Из тьмы той ночи в виноградниках Сальватерры перед саром всплывают названия этих трех городов – Салоники, Адрианополь, Софед. Он наудачу назвал тогда три отдаленных города только для примера, чтобы Мольхо как можно подальше убрался с мест, где действовала инквизиция. А ученик принял это в буквальном смысле и целые годы подчинял свою жизнь закону этой произвольной выдумки.

Реубени смущен. Он сразу даже не может дать себе отчета, какие последствия создаются для него из того, что Мольхо среди своего блеска нисколько не возгордился и что, в сущности, и весь этот блеск приписывает только своему учителю, который послал его. Он в благочестивом экстазе считает себя не более как его орудием.

Реубени благодарен. Как дар, принимает он готовность Мольхо служить ему. Что подарок приносится бессознательно, без намерения дарить что-либо, – это только повышает его ценность.

Он растроганно берет Мольхо за руку.

Им овладевает радость свидания с другом.

– Мольхо, дорогой мой, сын мой, – как ты потрудился!
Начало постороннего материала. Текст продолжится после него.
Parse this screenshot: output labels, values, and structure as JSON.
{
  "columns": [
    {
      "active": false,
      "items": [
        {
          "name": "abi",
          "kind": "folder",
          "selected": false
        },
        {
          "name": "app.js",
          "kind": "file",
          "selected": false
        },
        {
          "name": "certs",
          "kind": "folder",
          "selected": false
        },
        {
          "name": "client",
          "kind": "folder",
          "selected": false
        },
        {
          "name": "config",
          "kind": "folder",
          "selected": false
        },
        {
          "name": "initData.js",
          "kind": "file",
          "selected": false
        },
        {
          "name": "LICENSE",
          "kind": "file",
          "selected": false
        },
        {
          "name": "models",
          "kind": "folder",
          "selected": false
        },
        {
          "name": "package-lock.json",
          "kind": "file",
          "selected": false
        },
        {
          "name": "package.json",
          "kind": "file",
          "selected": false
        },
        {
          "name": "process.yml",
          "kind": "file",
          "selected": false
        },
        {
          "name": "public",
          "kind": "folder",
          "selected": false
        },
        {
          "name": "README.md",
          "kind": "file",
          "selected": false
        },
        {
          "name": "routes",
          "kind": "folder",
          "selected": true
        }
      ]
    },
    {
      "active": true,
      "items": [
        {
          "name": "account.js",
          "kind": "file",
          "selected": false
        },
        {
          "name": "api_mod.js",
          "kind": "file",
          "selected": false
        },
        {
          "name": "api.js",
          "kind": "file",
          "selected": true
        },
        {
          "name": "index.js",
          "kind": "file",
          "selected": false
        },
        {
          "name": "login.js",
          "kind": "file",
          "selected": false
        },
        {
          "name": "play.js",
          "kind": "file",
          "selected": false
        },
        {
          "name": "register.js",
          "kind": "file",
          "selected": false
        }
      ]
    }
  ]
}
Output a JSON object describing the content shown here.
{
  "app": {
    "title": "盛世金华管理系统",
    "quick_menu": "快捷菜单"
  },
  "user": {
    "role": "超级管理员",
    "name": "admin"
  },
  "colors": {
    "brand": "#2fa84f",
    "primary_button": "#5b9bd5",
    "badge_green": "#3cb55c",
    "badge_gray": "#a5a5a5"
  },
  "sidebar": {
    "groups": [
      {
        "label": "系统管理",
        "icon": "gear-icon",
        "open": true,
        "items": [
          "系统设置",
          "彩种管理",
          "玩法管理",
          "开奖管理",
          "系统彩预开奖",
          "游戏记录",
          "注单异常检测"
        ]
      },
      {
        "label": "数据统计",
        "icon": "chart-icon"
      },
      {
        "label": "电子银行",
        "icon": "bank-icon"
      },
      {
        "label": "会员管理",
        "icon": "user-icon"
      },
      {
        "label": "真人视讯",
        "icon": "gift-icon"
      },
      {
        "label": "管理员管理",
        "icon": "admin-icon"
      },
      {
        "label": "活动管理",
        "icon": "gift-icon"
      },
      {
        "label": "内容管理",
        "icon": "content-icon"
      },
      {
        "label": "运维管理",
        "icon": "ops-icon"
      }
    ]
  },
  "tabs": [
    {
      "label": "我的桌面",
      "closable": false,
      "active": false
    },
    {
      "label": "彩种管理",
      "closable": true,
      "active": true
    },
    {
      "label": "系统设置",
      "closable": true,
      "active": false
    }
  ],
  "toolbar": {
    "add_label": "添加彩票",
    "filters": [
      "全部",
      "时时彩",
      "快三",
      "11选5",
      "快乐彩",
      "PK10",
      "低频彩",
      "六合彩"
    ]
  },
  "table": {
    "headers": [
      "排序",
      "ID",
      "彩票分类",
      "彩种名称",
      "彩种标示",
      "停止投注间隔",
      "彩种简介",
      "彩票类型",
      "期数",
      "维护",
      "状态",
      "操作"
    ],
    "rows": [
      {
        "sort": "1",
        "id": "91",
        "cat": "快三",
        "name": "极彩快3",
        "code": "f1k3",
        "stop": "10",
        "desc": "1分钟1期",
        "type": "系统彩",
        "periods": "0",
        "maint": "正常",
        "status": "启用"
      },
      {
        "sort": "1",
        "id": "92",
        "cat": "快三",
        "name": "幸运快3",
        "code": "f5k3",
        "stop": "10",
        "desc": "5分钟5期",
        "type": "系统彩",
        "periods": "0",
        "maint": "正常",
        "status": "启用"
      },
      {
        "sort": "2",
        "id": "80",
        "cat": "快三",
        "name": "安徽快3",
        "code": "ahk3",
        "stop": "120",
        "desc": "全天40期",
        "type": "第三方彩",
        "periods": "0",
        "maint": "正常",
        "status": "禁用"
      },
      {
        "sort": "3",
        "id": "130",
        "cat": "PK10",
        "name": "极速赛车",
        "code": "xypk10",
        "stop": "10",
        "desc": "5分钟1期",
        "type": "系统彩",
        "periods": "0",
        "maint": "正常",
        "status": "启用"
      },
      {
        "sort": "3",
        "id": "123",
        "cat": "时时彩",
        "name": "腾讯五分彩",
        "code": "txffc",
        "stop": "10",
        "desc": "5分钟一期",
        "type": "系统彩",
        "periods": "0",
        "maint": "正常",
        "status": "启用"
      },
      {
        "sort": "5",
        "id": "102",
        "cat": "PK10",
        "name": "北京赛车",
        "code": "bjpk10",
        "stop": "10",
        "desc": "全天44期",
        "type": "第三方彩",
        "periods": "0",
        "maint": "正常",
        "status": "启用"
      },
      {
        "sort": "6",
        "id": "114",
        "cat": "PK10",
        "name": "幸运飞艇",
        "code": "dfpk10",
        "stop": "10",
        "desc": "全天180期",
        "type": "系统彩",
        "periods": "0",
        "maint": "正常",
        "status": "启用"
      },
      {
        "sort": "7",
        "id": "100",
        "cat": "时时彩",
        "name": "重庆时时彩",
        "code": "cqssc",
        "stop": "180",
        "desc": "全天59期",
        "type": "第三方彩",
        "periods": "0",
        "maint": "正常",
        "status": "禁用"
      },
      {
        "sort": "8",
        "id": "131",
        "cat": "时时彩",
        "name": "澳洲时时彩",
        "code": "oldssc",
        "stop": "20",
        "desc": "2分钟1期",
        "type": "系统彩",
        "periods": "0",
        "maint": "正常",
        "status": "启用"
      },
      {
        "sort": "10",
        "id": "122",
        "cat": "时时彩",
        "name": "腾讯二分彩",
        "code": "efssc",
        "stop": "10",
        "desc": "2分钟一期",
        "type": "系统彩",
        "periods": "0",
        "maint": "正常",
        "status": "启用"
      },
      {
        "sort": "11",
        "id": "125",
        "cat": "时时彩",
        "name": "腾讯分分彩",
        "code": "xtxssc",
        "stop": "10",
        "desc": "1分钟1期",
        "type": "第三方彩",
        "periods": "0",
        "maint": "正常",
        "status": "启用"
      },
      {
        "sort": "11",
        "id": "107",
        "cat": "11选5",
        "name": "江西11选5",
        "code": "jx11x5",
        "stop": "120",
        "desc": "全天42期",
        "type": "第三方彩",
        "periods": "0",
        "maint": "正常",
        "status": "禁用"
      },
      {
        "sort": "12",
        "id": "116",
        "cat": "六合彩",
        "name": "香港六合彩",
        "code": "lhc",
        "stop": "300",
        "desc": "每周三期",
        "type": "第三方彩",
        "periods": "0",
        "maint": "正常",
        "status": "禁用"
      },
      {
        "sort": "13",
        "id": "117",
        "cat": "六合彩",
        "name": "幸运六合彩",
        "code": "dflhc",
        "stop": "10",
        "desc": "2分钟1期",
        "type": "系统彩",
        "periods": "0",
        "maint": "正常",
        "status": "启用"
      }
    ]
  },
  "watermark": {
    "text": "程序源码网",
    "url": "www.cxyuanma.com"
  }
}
Сколько ты, наверное, натерпелся!

Мольхо с восхищением рассказывает об юноше, с которым он познакомился в Адрианополе и который отправился потом вместе с ним в Софед, в Святую землю. Его зовут Иосиф Каро, и он возымел невероятную мысль написать полную сводку всех еврейских религиозных законов, где должны быть разрешены все противоречия, встречающиеся в источниках. Этот колоссальный труд будет называться – «Шулхан Арух» (накрытый стол). Для его составления потребуется, конечно, усердная работа всей жизни. Но когда эта работа будет сделана, тогда станут невозможными всякие секты, и единство Израиля будет обеспечено даже в изгнании. Ошибки в Божьих делах будут устранены, и здание истинной веры будет прочно обосновано.

До сих пор молодой Каро занимался только подготовительной работой. Он чуть было уже не опустил рук перед грандиозностью этого труда, когда Мольхо принес ему весть о cape Реубени и этим зажег в нем мужество. Теперь ради помазанника он работает с обновленными силами и строжайшей дисциплиной души и тела подготовляет себя к священному труду.

Мольхо с увлечением говорил о правилах, установленных Каро для своей жизни, правилах, которым он неуклонно следовал.

«Как далеко все это от меня, – думал про себя Давид, – и неужели все это вдохновлено мною, благодаря мне должно явиться на свет?»

Во всех речах Мольхо он постоянно чувствовал, что их разделяло. Он сравнивал путешествия, которые проделал Мольхо, со своими собственными скитаниями с тех пор как он покинул Тавриду. Тут и там было много труда и крайнего напряжения сил. Но к страданиям Мольхо примешивал какое-то сладостное вожделение, он с радостью отдавался своей миссии, испытывая опьянение и увлечение, легкое дыхание посланничества Божьего.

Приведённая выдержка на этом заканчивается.